Stella looked at the ridge across from her.
“Yeah,” she said. “That’s exactly what it’s like.”
“I know.”
“She gave Bea something amazing. She remembered Bea sitting at the foot of her bed at six years old. She just doesn’t do that for everyone.”
The line was silent.
“Don’t be sorry. You didn’t do anything.”
“I did, actually. Sixteen years of something.”
Stella pulled her jacket tighter against the morning cold. “That’s different.”
“Is it?”
She thought about it, sitting on the rock with the light going gold below her. “Yeah. It is. You didn’t know I existed for two years and then you showed up and you’ve been showing up every day since. Sam knew I was coming and she didn’t introduce me at all.”
“She didn’t even say your name?”
“She didn’t even say my name, Dad.”
Tyler made a sound that wasn’t a word.
“I’m okay,” Stella said. “I really am. This is Bea’s trip. I came because I wanted to and I’m glad I came.”
“Are you?”
“Yeah. Because now I know.” She picked up her camera and looked through the viewfinder at the light, the gold going white at the edges. “And knowing is better than wondering.”
“That’s very Australian of you.”
“It’s just true, Dad.”
He laughed—she could hear his ears going pink from the next state over.

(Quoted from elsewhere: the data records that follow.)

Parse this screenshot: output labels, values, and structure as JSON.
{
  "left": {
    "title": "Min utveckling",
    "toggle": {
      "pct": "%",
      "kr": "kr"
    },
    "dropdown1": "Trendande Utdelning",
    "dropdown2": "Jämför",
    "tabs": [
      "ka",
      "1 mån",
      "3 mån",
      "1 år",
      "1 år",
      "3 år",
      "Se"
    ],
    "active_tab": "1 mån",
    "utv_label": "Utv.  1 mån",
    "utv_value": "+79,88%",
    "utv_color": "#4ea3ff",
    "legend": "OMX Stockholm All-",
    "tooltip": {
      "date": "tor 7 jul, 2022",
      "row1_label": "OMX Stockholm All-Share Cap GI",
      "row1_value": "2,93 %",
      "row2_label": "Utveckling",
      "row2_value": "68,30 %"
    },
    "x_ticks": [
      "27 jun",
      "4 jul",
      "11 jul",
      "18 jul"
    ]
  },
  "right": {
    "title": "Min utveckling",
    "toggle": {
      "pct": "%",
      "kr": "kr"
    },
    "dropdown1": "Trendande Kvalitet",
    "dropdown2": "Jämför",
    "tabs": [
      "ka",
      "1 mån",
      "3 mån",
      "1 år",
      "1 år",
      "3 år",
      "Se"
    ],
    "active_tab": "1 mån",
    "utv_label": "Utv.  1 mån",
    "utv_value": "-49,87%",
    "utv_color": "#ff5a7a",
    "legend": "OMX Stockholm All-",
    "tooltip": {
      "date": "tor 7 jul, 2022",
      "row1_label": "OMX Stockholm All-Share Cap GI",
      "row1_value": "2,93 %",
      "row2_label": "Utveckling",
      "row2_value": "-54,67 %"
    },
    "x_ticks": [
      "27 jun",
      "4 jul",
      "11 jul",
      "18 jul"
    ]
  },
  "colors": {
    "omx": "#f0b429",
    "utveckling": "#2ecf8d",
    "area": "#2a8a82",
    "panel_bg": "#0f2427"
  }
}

“Text me tonight,” he said.
“I will.”
“And Stella?”
“Yeah?”
“Your photos are good. They’re better than good. And she should have lit up.”
Stella stood up and brushed the red dirt off her jeans.
She held the phone against her ear and didn’t say anything for a second because her throat had decided to do something she hadn’t authorized.
“Thanks, Dad.”
“Go take pictures.”
“Going.”
She hung up and sat on the rock for another few minutes. The light had moved past gold into the flat bright morning that would last until afternoon. She raised the camera and took three frames—the last of the color, the shadow line, the wide open space between the walls where the light poured through.